Mississippi voted for McCain in 2008.

At the other end of the scale, Delaware is one of the states that stands to benefit least from a Medicare expansion. Only 11.8% of people under 65 in the state are uninsured. Still, with the new rules, the number of uninsured people under the poverty line would drop by 15.9%.

Delaware voted for Obama in 2008.

With an uninsured population of just 13.3%, New York also won't get much out of the new Medicare expansion. Even so, the number of poor people without insurance in the Empire State will drop by 14.8%.
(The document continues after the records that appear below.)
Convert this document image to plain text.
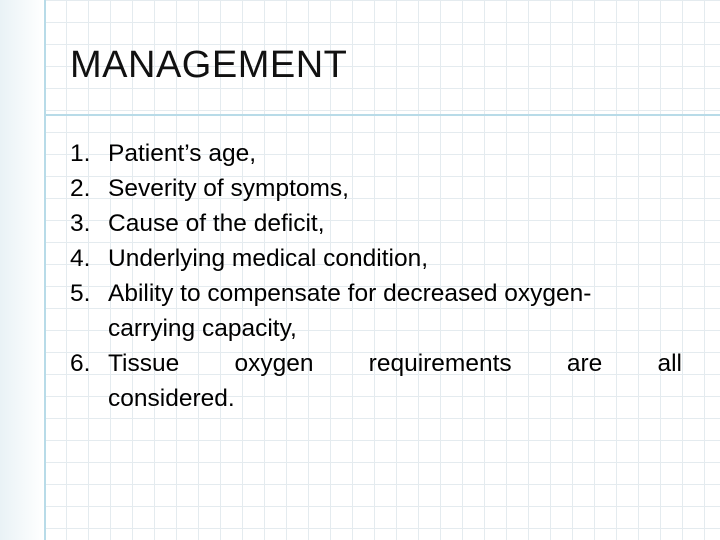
MANAGEMENT
1. Patient’s age,
2. Severity of symptoms,
3. Cause of the deficit,
4. Underlying medical condition,
5. Ability to compensate for decreased oxygen-
carrying capacity,
6. Tissue oxygen requirements are all
considered.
New York voted for Obama in 2008.

Arizona has one of the highest percentages of uninsured citizens: 21.2% of people under 65 and 16.2% under 18 don't have insurance. Even so, the Medicare expansion won't help the Grand Canyon state all that much: it will only reduce the number of poor people without health care by 13.6%.

Arizona voted for McCain in 2008.

Vermont has one of the lowest uninsured percentages in the country: Only 10.4% of its citizens don't have health coverage. Not surprisingly, the Medicare expansion won't help that much -- it will only reduce the number of uninsured poor people by 10.2%.

Vermont voted for Obama in 2008.

Photo: Skeddy in NYC, Flickr.com

Thanks in large part to Mitt Romney's statewide health insurance program, Massachusetts is the best-insured state in the nation. Only 4.6% of citizens under 65 and 2.1% under 18 aren't insured. Not surprisingly, the Bay State will also benefit least from the Medicare expansion: it will only reduce the number of poor people without insurance by 10.2%.

Massachusetts voted for Obama in 2008.